This week's FiveThirtyEight Riddler asks the following question:
Assuming we don’t know anything about the strengths of the teams in the tournament, what are the chances that any pair of teams in a 32-team World Cup plays each other twice? (Given the way the World Cup bracket works, their first encounter would be in the round-robin, three-game group stage, with their second encounter in the final or the third-place game.)
Extra credit: What would those chances have been given FiveThirtyEight’s pre-tournament odds for this year’s field?Thanks to my pre-built World Cup simulator, it was pretty easy to adapt it to answer these questions. I set every team's strength equal and removed home field advantage (maybe this tournament is played on the moon) so that every single game is equal. After 100,000 simulations, the odds of having ANY two teams meet again in either the final and/or third place game is about 22% (this actually isn't too hard to calculate mathematically either; more on that later).

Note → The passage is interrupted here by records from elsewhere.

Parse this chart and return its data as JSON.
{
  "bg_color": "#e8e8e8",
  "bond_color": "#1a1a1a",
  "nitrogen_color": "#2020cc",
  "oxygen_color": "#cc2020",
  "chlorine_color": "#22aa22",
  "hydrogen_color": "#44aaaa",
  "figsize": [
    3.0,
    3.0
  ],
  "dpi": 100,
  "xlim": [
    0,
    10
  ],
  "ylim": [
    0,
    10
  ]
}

For the "extra credit" piece, I took FiveThirtyEight's pre-tournament rankings and ran them through my simulator as well. I used 0.5 goals for home field and an assumed standard deviation in scores of 1.62 (which appears to match FiveThirtyEight's assumptions after I fit my probability formulas against their output). Surprisingly, I actually got a different answer from them after 100,000 runs: 19.5%. I suspect my decreased likelihood is due to an assumption of more randomness in matches (thus decreasing the chance of the strongest teams meeting again).

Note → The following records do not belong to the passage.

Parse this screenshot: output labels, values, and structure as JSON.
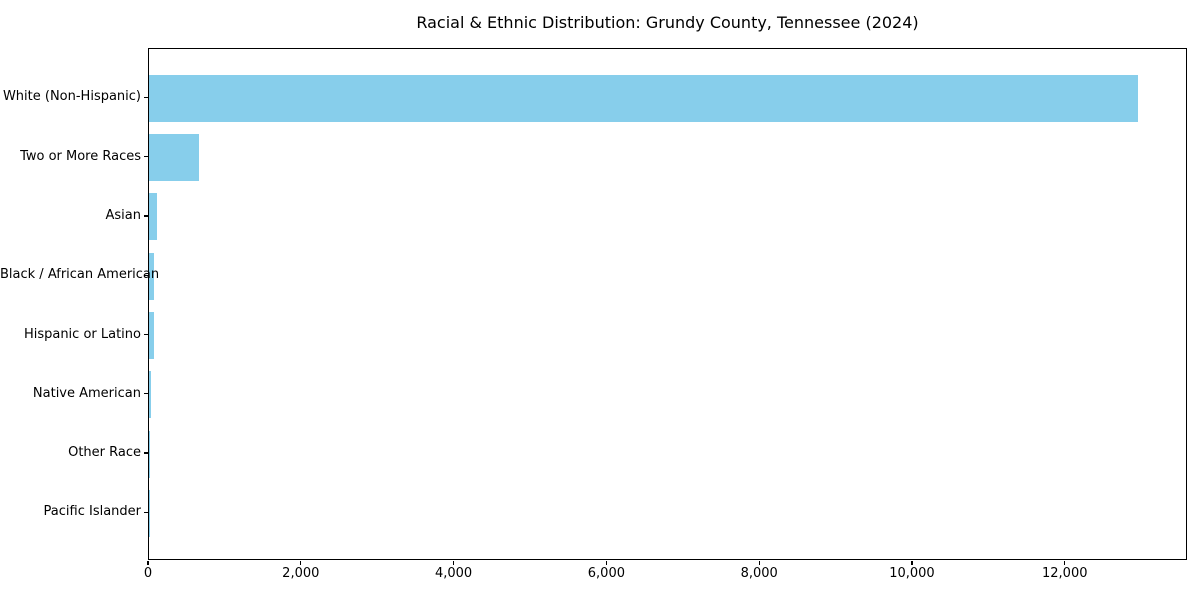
{
  "title": "Racial & Ethnic Distribution: Grundy County, Tennessee (2024)",
  "colors": {
    "bar": "#87CEEB",
    "axis": "#000000",
    "text": "#000000",
    "background": "#FFFFFF"
  },
  "chart_data": {
    "type": "bar",
    "orientation": "horizontal",
    "title": "Racial & Ethnic Distribution: Grundy County, Tennessee (2024)",
    "categories": [
      "White (Non-Hispanic)",
      "Two or More Races",
      "Asian",
      "Black / African American",
      "Hispanic or Latino",
      "Native American",
      "Other Race",
      "Pacific Islander"
    ],
    "values": [
      12950,
      650,
      105,
      65,
      60,
      20,
      10,
      3
    ],
    "xlabel": "",
    "ylabel": "",
    "xlim": [
      0,
      13600
    ],
    "xticks": [
      0,
      2000,
      4000,
      6000,
      8000,
      10000,
      12000
    ],
    "xtick_labels": [
      "0",
      "2,000",
      "4,000",
      "6,000",
      "8,000",
      "10,000",
      "12,000"
    ],
    "bar_color": "#87CEEB",
    "grid": false,
    "legend": null
  }
}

The top frequencies of rematches (from before the start of the tournament) were as follows (with the top 5 outcomes still possible):
Now for the straight math answer. Since all opponents are exactly the same, you can assume any two teams make it out of the group, and all pairs of teams that advance have already played each other once in the round robin.

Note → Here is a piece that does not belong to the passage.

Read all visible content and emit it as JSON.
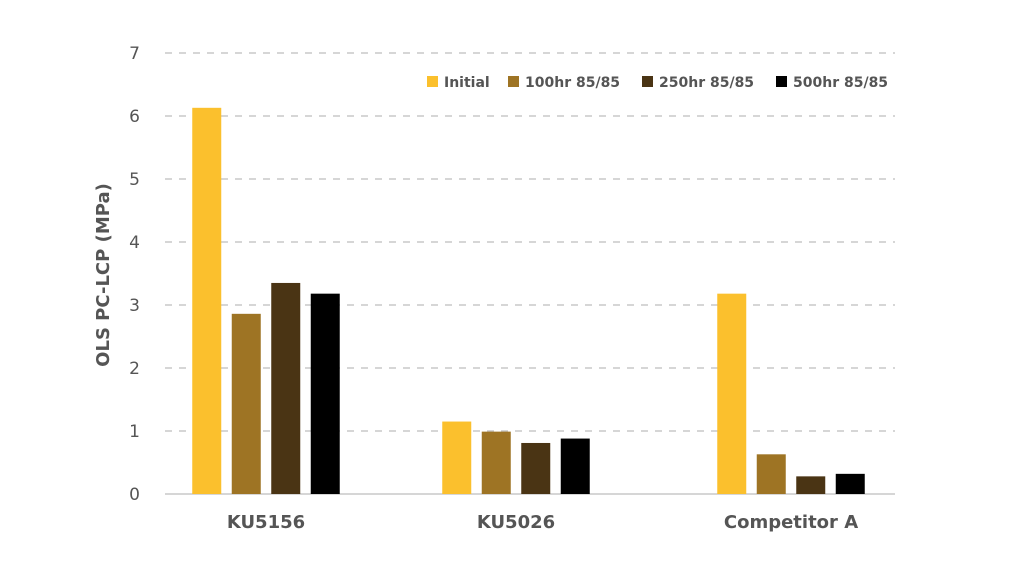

So the only math you need to do is on the bracket. From there, every team has a 50% chance of winning each game, which means any one team has a 12.5% of making the final or third place game. You can fix one team on one side of the bracket, and just need the probability that their counterpart makes it, which is 12.5% as well. With both the championship and third place match possible, you have 2 chances, or 12.5% + 12.5%. But these two events can also happen at the same time if a rematch happens in the final AND the third place game: 25%*25%*50% = 3.125%. So you have to subtract that occurrence: 12.5% + 12.5% - 3.125% = 21.875%.